A wilder garden

Lunchtime today, and I glanced out of the window and spotted a wren hopping around in the front garden. What’s the connection with this photo? Well, ‘my’ wren might be paying me frequent visits because it’s finding food. Not the seeds and fatballs that are popular with the sparrows and starlings, but the insects it prefers – and I hope there are more now, thanks to the mini log piles I added to the garden last spring.

In spring and summer 2020, as I spent more time at home, I started to pay closer attention to the wildlife in my garden. One way I did this was by taking part in the local wildlife trust’s How wild are we? citizen science project, recording my plants and the insects and birds that visited. Around the same time, I joined Team Wilder, and was inspired by what other members were doing to help pollinating insects. Having persuaded my partner not to pull up the ‘weeds’ at our front gate, I made a sign to tell passersby why they were there – to take #ActionForInsects.

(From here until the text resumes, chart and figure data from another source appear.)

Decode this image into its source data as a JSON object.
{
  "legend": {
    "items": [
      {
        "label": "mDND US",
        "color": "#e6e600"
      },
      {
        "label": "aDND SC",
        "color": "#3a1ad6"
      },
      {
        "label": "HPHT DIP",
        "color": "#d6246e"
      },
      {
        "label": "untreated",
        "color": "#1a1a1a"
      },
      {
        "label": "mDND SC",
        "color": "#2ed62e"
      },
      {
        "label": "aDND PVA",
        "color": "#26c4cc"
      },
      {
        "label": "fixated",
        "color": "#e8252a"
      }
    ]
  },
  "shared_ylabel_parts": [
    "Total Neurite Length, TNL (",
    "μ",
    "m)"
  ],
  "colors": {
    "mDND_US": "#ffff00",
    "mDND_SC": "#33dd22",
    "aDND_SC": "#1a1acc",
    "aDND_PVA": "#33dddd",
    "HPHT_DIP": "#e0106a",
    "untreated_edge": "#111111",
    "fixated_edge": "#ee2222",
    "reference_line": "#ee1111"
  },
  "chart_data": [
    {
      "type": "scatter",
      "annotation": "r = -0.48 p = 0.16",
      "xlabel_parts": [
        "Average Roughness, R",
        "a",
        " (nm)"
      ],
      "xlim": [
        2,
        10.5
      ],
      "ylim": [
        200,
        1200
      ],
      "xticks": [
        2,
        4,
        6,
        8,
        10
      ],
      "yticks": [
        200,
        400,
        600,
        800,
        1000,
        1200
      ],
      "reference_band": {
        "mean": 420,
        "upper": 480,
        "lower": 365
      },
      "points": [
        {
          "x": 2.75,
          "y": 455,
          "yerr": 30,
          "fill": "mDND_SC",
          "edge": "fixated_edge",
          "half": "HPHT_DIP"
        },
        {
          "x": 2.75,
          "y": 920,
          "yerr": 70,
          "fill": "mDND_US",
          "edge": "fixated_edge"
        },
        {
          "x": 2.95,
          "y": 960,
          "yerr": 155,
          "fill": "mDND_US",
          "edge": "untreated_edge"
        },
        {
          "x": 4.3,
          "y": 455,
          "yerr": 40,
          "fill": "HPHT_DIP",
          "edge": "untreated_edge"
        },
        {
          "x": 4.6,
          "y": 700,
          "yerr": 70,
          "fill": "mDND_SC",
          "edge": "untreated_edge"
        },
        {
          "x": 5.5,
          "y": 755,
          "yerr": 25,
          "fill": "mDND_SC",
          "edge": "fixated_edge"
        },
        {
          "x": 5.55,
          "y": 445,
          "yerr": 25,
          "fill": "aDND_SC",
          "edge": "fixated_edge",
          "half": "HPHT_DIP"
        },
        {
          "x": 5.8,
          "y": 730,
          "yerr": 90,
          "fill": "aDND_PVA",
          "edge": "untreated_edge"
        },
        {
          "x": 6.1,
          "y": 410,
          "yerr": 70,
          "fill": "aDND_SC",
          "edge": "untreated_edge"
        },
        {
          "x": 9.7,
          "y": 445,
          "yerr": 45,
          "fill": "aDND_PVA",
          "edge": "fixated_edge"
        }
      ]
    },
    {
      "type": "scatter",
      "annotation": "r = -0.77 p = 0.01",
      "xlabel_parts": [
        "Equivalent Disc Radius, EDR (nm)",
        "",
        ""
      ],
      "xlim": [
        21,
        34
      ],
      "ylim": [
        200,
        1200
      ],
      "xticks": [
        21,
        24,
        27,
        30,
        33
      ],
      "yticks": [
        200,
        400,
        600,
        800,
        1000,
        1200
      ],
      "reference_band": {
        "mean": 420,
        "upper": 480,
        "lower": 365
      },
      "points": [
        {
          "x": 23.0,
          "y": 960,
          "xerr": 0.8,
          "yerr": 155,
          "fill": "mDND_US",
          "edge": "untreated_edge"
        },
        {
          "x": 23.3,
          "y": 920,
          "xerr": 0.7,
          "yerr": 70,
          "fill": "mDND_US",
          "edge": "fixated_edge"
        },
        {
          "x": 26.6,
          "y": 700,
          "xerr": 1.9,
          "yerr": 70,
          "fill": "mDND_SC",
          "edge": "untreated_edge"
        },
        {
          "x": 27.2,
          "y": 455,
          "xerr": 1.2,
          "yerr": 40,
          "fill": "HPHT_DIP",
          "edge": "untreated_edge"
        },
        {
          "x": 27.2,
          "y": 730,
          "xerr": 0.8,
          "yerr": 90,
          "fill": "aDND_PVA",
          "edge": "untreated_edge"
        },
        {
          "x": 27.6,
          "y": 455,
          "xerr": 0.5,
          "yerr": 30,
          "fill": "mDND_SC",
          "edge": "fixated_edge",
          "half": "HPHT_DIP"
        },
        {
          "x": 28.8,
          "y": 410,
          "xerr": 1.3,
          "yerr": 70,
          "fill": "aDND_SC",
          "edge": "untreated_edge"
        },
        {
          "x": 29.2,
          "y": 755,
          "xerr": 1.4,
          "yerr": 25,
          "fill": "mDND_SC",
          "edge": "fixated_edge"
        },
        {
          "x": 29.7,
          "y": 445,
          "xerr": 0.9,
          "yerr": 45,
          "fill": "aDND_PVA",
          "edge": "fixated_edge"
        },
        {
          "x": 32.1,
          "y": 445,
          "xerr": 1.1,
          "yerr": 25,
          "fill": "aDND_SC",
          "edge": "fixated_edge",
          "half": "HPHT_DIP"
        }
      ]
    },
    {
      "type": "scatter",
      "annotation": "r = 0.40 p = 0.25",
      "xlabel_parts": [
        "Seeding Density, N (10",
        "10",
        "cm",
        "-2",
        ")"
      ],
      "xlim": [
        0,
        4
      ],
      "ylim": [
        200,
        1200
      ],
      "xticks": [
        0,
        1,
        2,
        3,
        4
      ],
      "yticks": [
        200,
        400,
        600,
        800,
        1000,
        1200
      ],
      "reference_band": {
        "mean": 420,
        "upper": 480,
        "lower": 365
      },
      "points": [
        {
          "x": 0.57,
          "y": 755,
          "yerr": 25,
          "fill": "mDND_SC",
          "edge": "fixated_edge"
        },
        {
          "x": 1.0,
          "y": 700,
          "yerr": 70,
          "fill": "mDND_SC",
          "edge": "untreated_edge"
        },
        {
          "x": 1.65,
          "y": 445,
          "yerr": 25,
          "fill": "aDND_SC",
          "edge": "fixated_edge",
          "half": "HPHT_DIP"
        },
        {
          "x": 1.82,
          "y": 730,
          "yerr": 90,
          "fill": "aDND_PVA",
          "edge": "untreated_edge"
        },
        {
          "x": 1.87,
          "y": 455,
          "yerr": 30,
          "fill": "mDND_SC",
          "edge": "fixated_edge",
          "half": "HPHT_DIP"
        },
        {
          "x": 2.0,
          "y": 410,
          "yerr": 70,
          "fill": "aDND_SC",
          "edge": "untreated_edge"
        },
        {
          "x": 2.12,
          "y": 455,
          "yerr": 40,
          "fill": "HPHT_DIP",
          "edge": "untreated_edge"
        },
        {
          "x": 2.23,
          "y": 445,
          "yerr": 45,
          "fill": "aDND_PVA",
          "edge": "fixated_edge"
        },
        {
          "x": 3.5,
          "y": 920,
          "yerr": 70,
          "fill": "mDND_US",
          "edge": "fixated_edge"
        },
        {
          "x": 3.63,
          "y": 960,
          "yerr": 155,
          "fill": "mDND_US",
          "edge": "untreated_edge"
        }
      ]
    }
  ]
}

Only a few days later, a delivery driver noticed it, and we had a chat about wilder gardens.

Another wildlife-friendly change I made was to put a hedgehog hole in the fence, together with a Hedgehog Highway sign to raise awareness – it would be great if more people did this, as hedgehogs need to roam quite far to get enough to eat. I provided food and water during the warm, dry summer, and soon the hogs came. The most we counted were six eating together! But my favourite thing was just listening to them in the dark, as they rooted around in the undergrowth.

2020 was a special year for wildlife in my small suburban garden. We’re on a busy road, part of a terrace, but we have alleys at the back and side. We also have Peartree Green local nature reserve a few minutes’ walk away. Maybe this is why we had a couple of unexpected visitors – a grey squirrel on the shed roof, and a week before Christmas, a red fox in the front garden at six in the morning. That was a memorable encounter, but possibly my favourite first was the greenfinch, presumably nesting nearby as he visited my sunflower seed feeder daily. I learned his call, and listened out for him as he perched at the top of our silver birch. Sometimes he was joined by a female, and once or twice they came with two juveniles. They were new and exciting, but my regular gang of starlings continue to entertain me every morning and will probably be my ‘star’ birds for years to come!

2 thoughts on “A wilder garden

  1. Lovely blog. I had a fox for several months a few years ago . A fox who thought he was a cat as he used to hang out chilling in the evenings with the local kitties. My parents have a seagull whom they have taught to ask for food by banging on the window and then catch the food they throw to it

    Liked by 1 person

  2. Greenfinches are hard to come by, and lovely birds. Distinctly nasal call that I miss. As a kid growing up in the Northamptonshire countryside, I used to see flocks of hundreds – sadly gone now.